Jak dla mnie najsłabszy dodatek. Może dlatego, że nie przepadam za takimi klimatami. Mapka jest dość mała, questy przeciętne a zakończenie takie sobie.
Taki sobie dodatek, mało questów, główna historia mnie nie porwała (w przeciwieństwie tych z Krwawej Forsy i Smutków). Na minus także duża liniowość. Według mnie o ile dwa poprzednie dodatki mimo ich wad warto zagrać, ten można sobie odpuścić, no chyba, że ktoś chce sobie nieco dorobić - można zyskać trochę cennego sprzętu (zwłaszcza lekkie szyskebaby - 3 funty - których cena oscyluje w okolicy 1000 kapsli).

Nie najlepszy dodatek ale ma kilka mocniejszych punktów dla których można dać mu szanse. A jeśli nam się nie spodoba będziemy mogli go skończyć dosyć szybko.
Zalety:
1. Popielec czyli pewna ważna dla historii całego Majove postać. Niejednoznaczna, charyzmatyczna i z dobrze dobranym głosem.

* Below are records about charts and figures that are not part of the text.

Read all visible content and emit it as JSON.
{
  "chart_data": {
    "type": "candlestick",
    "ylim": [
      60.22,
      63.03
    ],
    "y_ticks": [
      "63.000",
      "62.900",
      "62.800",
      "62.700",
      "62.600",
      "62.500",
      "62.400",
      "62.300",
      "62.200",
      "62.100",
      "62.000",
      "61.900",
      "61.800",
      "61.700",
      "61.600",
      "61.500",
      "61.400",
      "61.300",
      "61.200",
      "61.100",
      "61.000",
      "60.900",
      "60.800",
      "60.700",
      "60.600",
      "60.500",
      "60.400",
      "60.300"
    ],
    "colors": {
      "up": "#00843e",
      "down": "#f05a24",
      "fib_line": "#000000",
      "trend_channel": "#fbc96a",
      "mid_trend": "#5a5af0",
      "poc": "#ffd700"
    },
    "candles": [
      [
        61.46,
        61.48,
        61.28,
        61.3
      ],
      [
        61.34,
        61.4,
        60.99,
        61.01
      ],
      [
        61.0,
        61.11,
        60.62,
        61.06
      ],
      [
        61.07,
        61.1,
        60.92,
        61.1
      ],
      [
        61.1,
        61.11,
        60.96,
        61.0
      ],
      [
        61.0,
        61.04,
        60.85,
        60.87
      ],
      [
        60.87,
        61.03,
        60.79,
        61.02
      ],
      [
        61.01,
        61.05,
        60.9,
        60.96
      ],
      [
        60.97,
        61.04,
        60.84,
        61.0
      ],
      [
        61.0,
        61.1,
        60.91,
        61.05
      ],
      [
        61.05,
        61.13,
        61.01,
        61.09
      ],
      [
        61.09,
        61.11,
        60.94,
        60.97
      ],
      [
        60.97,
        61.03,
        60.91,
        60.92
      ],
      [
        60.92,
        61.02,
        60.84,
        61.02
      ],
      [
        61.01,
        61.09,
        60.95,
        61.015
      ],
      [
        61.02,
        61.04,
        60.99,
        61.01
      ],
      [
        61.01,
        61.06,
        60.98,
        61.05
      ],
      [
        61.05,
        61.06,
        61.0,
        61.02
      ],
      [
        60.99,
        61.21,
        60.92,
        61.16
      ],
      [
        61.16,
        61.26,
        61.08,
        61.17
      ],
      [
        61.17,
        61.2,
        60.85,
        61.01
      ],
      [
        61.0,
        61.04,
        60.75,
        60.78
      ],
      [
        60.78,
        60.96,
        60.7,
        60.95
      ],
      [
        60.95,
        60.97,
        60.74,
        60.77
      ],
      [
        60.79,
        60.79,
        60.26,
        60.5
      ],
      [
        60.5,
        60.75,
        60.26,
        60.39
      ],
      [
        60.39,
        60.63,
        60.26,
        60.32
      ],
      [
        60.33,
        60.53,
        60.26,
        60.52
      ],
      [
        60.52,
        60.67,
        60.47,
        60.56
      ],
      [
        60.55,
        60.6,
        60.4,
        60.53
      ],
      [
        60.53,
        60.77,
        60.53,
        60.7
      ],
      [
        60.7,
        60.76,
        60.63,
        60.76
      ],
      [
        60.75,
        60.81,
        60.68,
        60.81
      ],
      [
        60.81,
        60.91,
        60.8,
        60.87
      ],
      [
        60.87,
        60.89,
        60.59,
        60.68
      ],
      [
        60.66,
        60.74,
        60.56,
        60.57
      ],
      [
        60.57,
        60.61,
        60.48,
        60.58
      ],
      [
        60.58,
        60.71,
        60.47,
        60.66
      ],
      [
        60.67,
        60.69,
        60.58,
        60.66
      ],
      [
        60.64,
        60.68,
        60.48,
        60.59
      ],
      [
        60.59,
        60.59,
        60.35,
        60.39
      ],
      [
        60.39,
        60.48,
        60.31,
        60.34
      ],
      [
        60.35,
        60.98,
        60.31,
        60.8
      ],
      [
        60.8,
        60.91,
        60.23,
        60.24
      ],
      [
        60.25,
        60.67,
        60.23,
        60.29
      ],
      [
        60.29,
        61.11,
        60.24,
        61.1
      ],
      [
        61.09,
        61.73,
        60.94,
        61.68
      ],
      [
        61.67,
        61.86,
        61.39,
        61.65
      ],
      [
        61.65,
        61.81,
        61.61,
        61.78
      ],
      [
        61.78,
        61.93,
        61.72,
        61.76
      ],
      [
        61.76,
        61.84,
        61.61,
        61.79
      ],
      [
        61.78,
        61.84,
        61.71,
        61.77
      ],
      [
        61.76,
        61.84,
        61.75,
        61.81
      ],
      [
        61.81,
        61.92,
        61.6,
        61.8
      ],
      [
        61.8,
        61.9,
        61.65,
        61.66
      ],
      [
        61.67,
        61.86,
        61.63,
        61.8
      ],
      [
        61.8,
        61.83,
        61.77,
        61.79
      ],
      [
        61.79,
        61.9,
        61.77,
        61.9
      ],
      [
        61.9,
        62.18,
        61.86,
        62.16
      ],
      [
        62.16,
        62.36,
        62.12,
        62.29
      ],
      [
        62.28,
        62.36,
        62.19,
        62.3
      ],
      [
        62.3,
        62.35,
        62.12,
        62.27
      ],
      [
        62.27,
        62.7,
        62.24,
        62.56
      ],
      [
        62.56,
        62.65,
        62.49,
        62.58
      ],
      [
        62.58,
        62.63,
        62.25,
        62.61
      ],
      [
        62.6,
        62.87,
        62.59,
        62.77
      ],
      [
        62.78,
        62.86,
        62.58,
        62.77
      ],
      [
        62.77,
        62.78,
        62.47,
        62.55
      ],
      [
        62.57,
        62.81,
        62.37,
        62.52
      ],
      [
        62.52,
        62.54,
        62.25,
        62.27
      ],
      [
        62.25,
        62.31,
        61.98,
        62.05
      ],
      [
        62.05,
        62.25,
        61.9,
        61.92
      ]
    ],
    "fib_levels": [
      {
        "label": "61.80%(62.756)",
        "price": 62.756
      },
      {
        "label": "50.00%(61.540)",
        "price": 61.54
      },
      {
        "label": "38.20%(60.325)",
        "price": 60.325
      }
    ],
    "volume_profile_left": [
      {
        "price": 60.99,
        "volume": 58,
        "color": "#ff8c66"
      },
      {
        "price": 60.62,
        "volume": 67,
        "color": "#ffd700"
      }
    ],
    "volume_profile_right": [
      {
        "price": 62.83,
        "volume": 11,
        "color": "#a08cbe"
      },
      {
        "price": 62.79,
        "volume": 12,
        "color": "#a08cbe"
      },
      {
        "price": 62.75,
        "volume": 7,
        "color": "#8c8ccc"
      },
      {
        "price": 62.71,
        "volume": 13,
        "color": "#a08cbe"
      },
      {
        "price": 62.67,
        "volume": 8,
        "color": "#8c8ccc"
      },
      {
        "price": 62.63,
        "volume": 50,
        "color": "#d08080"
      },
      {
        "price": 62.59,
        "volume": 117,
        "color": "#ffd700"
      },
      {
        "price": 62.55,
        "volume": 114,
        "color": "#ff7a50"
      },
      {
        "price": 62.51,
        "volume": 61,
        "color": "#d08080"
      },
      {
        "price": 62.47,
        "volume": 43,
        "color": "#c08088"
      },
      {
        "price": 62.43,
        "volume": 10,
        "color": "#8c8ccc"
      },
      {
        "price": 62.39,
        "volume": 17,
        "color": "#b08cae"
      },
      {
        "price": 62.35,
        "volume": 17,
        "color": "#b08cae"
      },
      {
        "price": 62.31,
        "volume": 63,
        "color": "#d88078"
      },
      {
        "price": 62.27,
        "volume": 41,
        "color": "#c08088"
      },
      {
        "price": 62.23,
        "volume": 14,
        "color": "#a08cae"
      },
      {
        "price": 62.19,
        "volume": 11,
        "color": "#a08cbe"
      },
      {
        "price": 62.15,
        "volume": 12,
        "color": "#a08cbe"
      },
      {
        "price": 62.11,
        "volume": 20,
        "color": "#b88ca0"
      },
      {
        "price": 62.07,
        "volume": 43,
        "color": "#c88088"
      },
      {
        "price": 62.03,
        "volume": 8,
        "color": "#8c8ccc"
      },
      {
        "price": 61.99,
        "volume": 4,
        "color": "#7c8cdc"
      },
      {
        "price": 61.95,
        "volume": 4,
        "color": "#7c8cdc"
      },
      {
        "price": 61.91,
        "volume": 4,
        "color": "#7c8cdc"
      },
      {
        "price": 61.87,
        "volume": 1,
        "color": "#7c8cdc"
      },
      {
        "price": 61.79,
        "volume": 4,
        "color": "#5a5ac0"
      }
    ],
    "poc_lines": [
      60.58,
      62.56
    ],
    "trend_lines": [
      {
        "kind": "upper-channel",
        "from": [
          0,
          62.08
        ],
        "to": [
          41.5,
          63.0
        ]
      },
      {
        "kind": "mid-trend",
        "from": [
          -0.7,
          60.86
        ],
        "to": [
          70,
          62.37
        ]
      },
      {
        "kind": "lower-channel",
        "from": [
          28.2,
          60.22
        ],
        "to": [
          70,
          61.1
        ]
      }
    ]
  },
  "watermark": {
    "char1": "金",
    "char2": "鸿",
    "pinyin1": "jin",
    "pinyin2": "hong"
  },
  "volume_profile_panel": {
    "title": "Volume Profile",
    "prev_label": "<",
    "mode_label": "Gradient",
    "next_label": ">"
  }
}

2. Lokacja czyli kaniony, oazy i takie tam. Mi się podobało, miłe to dla oka.
Wady:
1. Przeciętny wątek główny choć dobrze, że są przynajmniej różne zakończenia.
2. Dużo nudnego biegania przy wykonywaniu raczej nudnych misji.

Najładniejsza lokacja wśród wszystkich New Vegasowych dodatków. I w sumie tylko tym się wyróżnia od reszty. No, może poza ukrytą opcją dla zbyt nerwowych lub strachliwych graczy, która sprawia, że gierkę nieświadomie można ukończyć w 10 minut. Nawet zabawne to było.